A fascinating aspect of the book is Newman’s ability to collect conversations and opinions of a wide cross-section of society.
He shared his time almost equally between modest lodgings as well as grand hotels and conducted conversations with peasants and ordinary people as well as aristocrats, intellectuals and politicians.
Being a recognised lecturer and writer, in some places he was treated like a celebrity, whilst, almost simultaneously, his travels by bike through smaller towns enabled him to be treated without special honours and record natural conversations with ordinary people.
Speaking to Radio Poland, Newman’s grandson Simon Hipkin said: “Because he did a lot of his trips by bicycle, he would get the opinions of normal people as he cycled round the guest houses and the farms and then when he’s up to a big town, because he had a little bit of fame as a lecturer and an author already, he would get welcomed as some sort of…a famous person and get interviews with politicians and poets.”

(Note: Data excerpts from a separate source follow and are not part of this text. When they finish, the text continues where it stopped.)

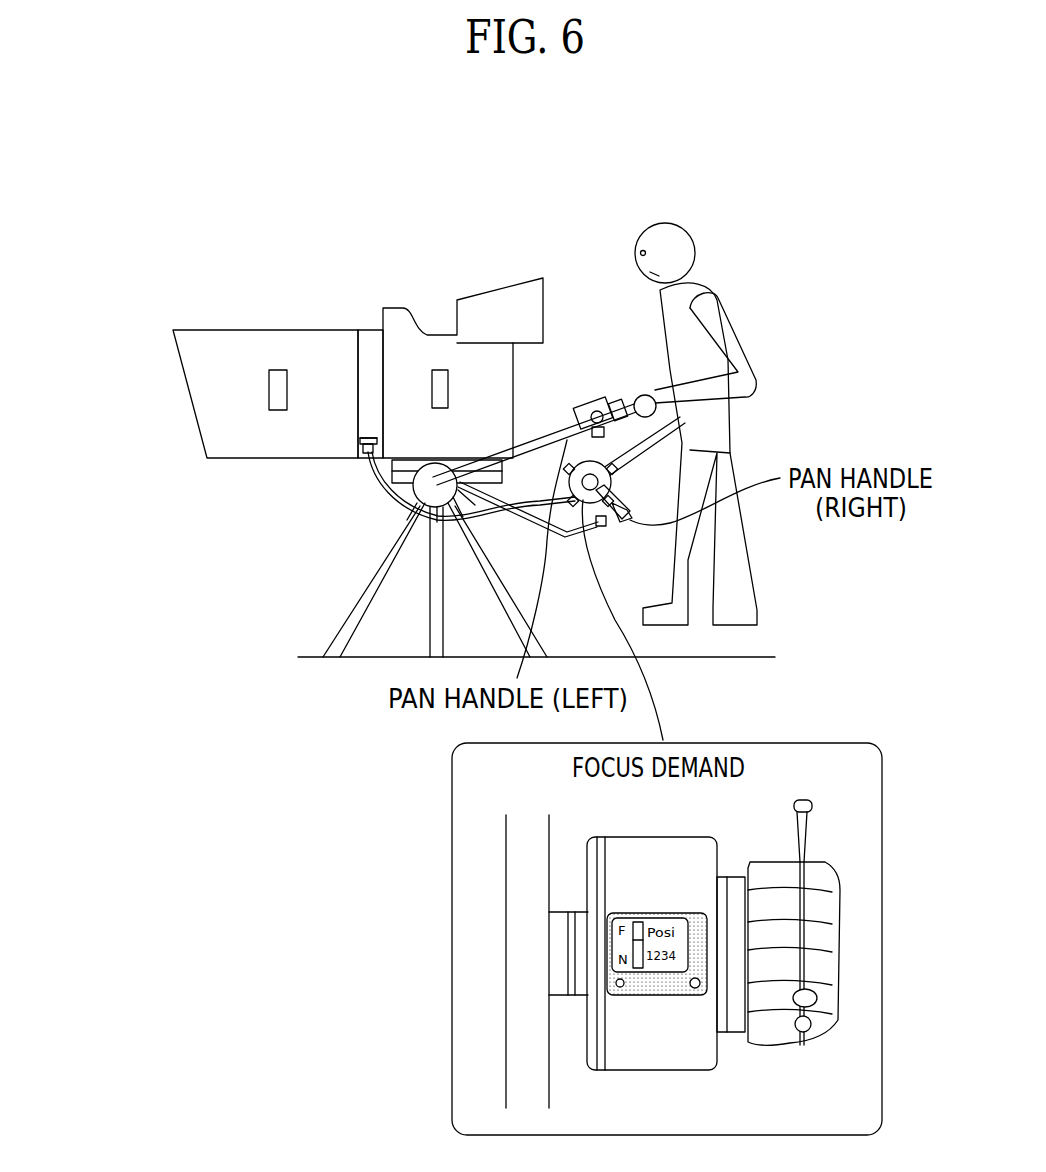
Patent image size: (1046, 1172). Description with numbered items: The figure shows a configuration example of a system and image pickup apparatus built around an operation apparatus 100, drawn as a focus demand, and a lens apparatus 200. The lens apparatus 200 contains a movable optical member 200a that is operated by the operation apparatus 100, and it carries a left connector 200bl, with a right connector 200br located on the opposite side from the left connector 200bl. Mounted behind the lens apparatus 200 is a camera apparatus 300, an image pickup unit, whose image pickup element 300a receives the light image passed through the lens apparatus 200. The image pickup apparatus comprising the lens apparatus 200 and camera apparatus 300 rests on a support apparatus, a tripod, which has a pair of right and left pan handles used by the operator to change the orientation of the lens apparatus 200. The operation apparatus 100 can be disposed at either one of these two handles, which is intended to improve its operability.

The operation apparatus 100 is at (603, 488).
The lens apparatus 200 is at (273, 347).
The movable optical member 200a is at (268, 392).
The left connector 200bl is at (358, 428).
The right connector 200br is at (219, 563).
The camera apparatus 300 is at (423, 352).
The image pickup element 300a is at (449, 389).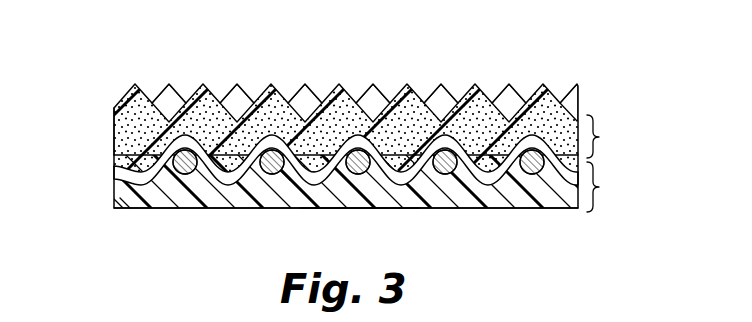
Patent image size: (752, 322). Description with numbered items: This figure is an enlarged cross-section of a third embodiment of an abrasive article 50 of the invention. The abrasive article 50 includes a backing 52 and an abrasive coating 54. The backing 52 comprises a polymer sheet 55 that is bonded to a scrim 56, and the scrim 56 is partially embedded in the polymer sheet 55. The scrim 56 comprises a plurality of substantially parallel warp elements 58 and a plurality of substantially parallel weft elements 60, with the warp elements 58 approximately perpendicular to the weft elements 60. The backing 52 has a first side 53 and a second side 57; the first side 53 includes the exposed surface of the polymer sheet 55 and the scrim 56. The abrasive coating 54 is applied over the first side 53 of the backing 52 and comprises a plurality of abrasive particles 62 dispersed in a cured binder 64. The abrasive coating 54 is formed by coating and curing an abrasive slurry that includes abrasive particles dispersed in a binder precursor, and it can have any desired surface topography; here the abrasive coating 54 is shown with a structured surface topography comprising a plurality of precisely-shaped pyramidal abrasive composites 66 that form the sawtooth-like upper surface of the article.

The abrasive article 50 is at (330, 142).
The backing 52 is at (346, 181).
The first side 53 is at (117, 138).
The abrasive coating 54 is at (343, 103).
The polymer sheet 55 is at (142, 203).
The scrim 56 is at (104, 178).
The second side 57 is at (362, 209).
The warp elements 58 is at (188, 174).
The weft elements 60 is at (287, 178).
The abrasive particles 62 is at (327, 101).
The cured binder 64 is at (402, 90).
The pyramidal abrasive composites 66 is at (208, 86).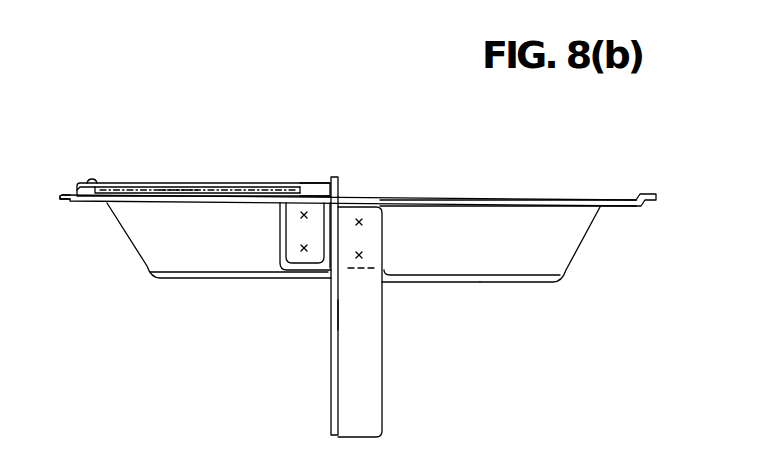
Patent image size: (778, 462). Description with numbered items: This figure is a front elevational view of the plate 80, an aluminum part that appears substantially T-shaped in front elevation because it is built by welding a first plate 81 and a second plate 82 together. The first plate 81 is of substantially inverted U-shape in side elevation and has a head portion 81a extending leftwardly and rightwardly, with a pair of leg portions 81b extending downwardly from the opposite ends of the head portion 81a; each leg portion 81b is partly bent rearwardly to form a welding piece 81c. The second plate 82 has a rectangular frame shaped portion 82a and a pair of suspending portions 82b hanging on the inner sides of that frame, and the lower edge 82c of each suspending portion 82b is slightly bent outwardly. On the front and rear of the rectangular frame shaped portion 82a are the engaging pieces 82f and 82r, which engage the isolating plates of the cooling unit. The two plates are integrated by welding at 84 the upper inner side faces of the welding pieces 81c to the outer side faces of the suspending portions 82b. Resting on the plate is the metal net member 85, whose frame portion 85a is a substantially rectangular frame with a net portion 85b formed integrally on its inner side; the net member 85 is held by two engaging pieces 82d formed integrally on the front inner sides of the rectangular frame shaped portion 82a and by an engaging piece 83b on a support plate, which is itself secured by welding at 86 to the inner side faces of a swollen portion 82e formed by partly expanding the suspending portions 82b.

At first known as a historian and lecturer, Newman delivered around 2,000 lectures in Europe between 1928 and 1940, at one point even meeting Adolf Hitler.
But he was also a prolific traveller who visited over 60 countries in the inter-war period, many of them by bike and wrote about his experiences.
The great-nephew of 19th century author George Eliot, Newman wrote over 100 books across a range of genres, including a novel ‘Spy’, which, due to its first person narrative, led to accusations that he had been a spy, which he categorically dispelled in a later interview.
‘Pedalling Poland’ is one of several travel books Newman wrote, and also one of several he wrote about Poland, with ‘Pedalling Poland’ being the one to start his enduring fascination with the country.
After WWII, he led a series of radio shows telling the story of the Polish Resistance and his subsequent titles about Poland were: ‘The Story of Poland’ (1943), Portrait of Poland (1959), The New Poland (1968) and a novel ‘They Saved London’ in which he championed the Polish Resistance and which later became a film.
Published by Znak Horyzont and translated from the English by Ewa Kochanowska, it is the first time that ‘Rowerem przez II RP’ (‘Pedalling Poland’) can be read in Polish since its publication nearly 90 years ago.